In May, Airbnb said that its careers page received 800,000 visits following the company’s announcement that the majority of its roughly 14,000 U.S. domestic and international employees would have the flexibility to continue working from home, or anywhere else, on a permanent basis. Future Forum’s survey found that those who don’t get the flexibility they’re looking for are more than twice as likely to say that they will “definitely” look for a new job in the next year. Jane Parry, an associate professor in the business school at Britain’s University of Southampton, told me that work arrangements are becoming a top issue for job candidates in interviews.

As employers reckon with what a shift to more flexible working arrangements will mean for the future of the office, they must also consider the impact that resisting this move could have on business. This is particularly true of companies in countries such as Japan and Germany, which are already experiencing shrinking workforces as a result of aging populations. According to Steffen Kampeter, the head of the BDA, Germany’s employers’ association, accommodating arrangements and “respectful attitudes toward the wishes of employees … to keep them in the organization” will now be “the new normal.”

Whether the change proves permanent is another question.
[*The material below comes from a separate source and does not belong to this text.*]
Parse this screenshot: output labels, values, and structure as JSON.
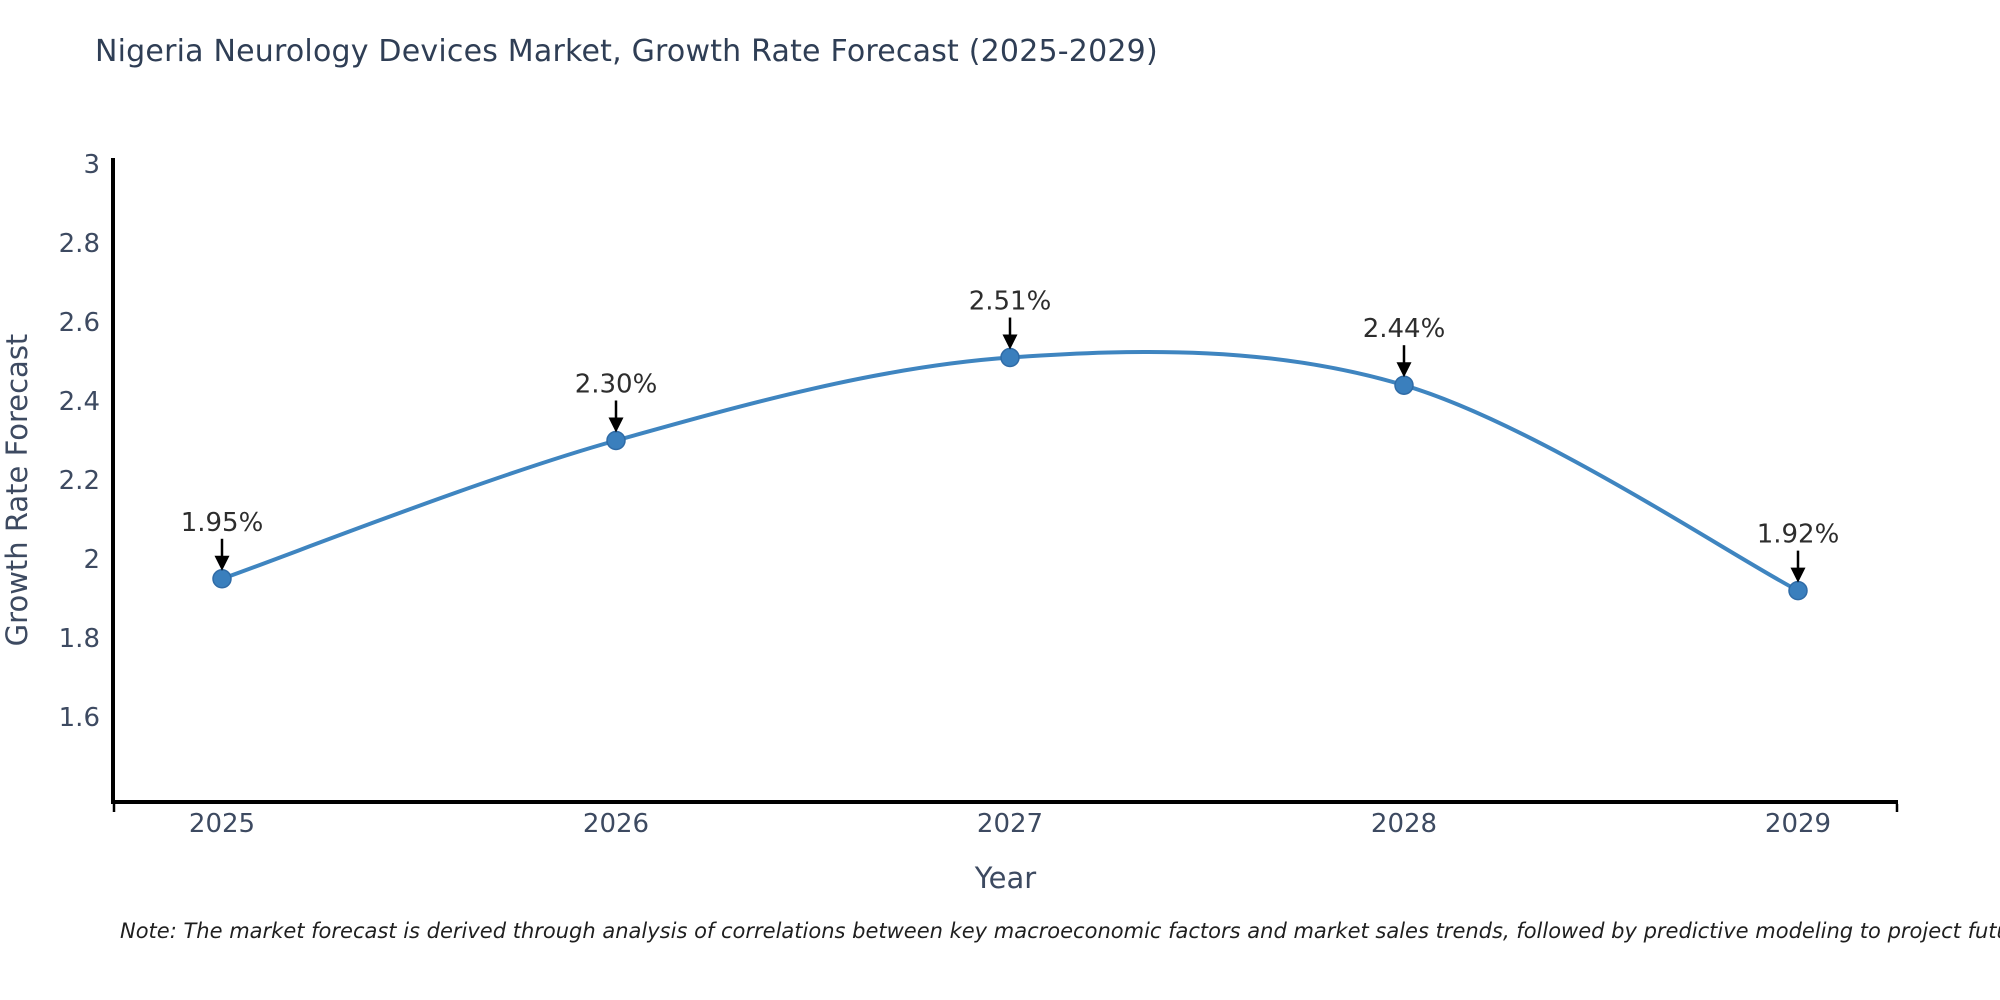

As my Atlantic colleague Derek Thompson writes, if a looming recession materializes, that could put power back in the hands of employers, giving them the leverage to halt or reverse a global shift to hybrid work. But the way many of the experts I spoke with see it, the trend already has an unstoppable momentum.

Recession or no recession, “top talent is always in demand,” Future Forum’s Elliott said. “If you lose the wrong people in a downturn, things get worse, not better.”